“Closing accounts can never help your credit score, and may hurt it.” I’ve written that sentence over and over in the decade I’ve been covering credit scoring, parroting what I was told by Fair Isaac, creators of the leading FICO credit scoring formula. Each time I’ve updated my book, “Your Credit Score,” I’ve consulted with the company to see if anything’s changed, including that mantra.
But it turns out “never” never actually meant “not ever.”
Fair Isaac, now also known as FICO, recently backed off on its absolute language at MyFico.com when describing the effects of account closures. Turns out that sometimes, “in exceedingly rare situations,” according to a FICO spokeswoman, closure CAN help a score.
But FICO, being FICO, won’t tell us when, how or why.

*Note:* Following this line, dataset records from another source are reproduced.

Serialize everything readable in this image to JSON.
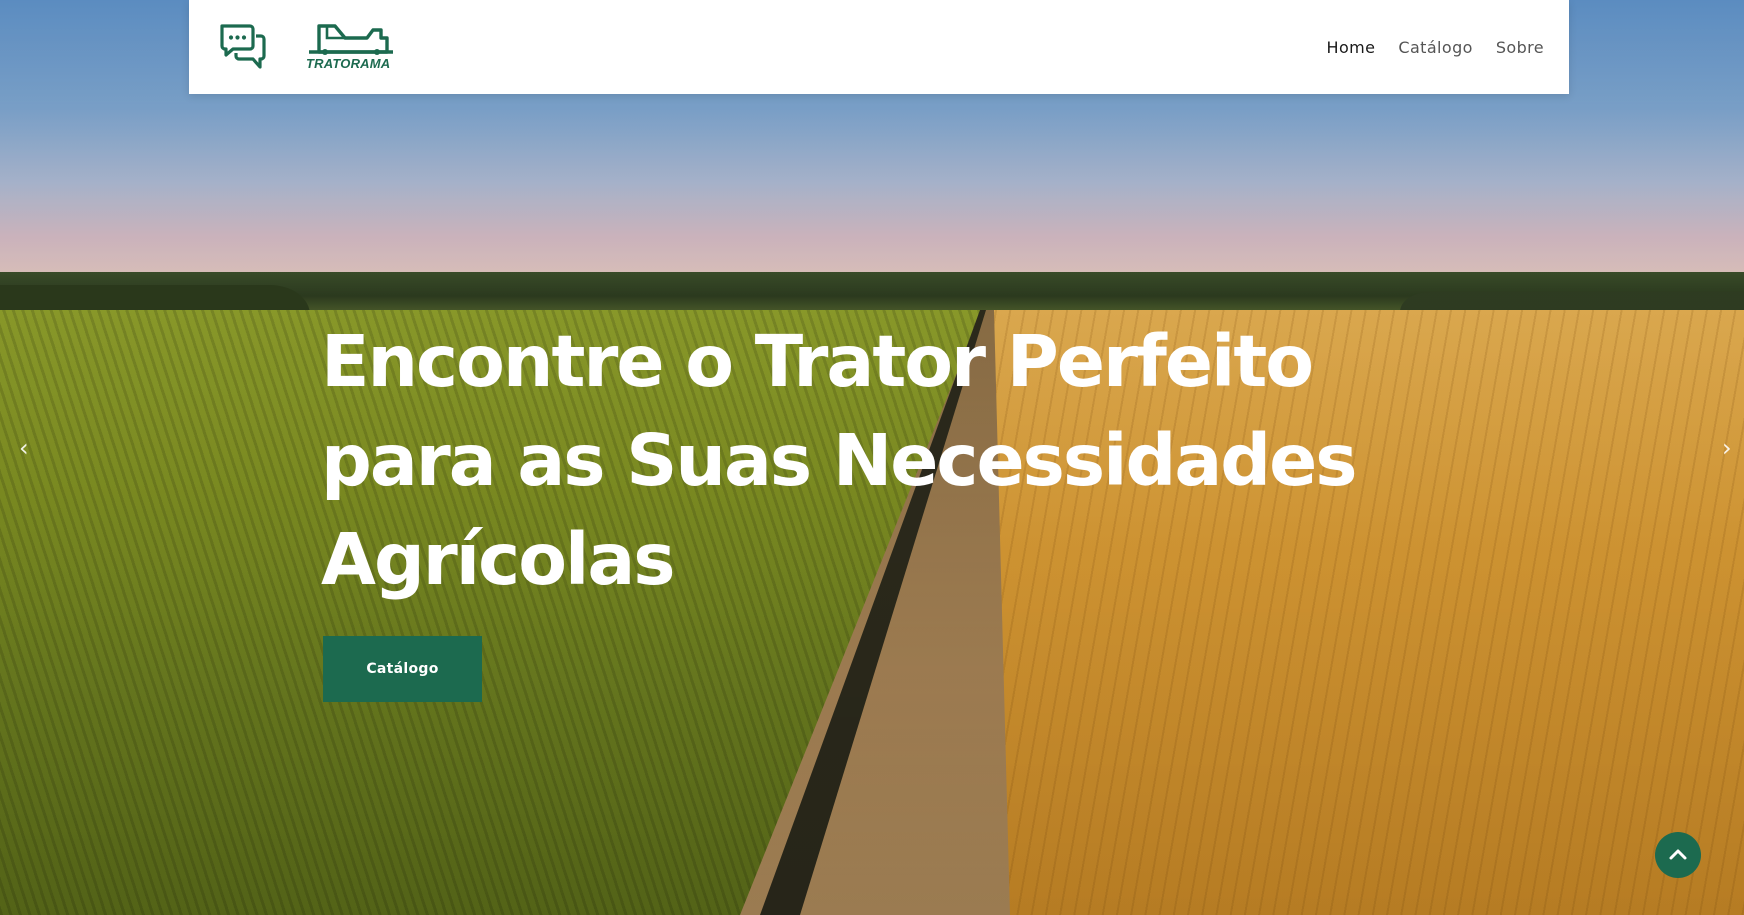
{
  "header": {
    "logo_text": "TRATORAMA",
    "nav": {
      "home": "Home",
      "catalog": "Catálogo",
      "about": "Sobre"
    }
  },
  "hero": {
    "title_line1": "Encontre o Trator Perfeito",
    "title_line2": "para as Suas Necessidades",
    "title_line3": "Agrícolas",
    "button_label": "Catálogo",
    "prev_arrow": "‹",
    "next_arrow": "›"
  },
  "icons": {
    "chat": "chat-bubbles-icon",
    "logo": "tractor-logo-icon",
    "back_to_top": "chevron-up-icon"
  },
  "colors": {
    "brand_green": "#1c6a4f",
    "header_bg": "#ffffff",
    "title_text": "#ffffff"
  }
}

Here’s what the spokeswoman emailed me when I asked why FICO said closures could never help scores when, in fact, they could:
“In exceedingly rare situations, closing a credit account can cause a person’s score to increase slightly. But because that situation is rare, and because the impact to a person’s score is positive when that situation does occur, and because FICO cannot provide details about that rare exception without disclosing proprietary information, FICO generally tries to remove any ambiguity for the public by explaining that closing a credit card account will never help your score and could actually lower it.”
If you’ve got a copy of my book, please feel free to insert the word “almost” in front of “never.” In the next edition, I’ll do that myself.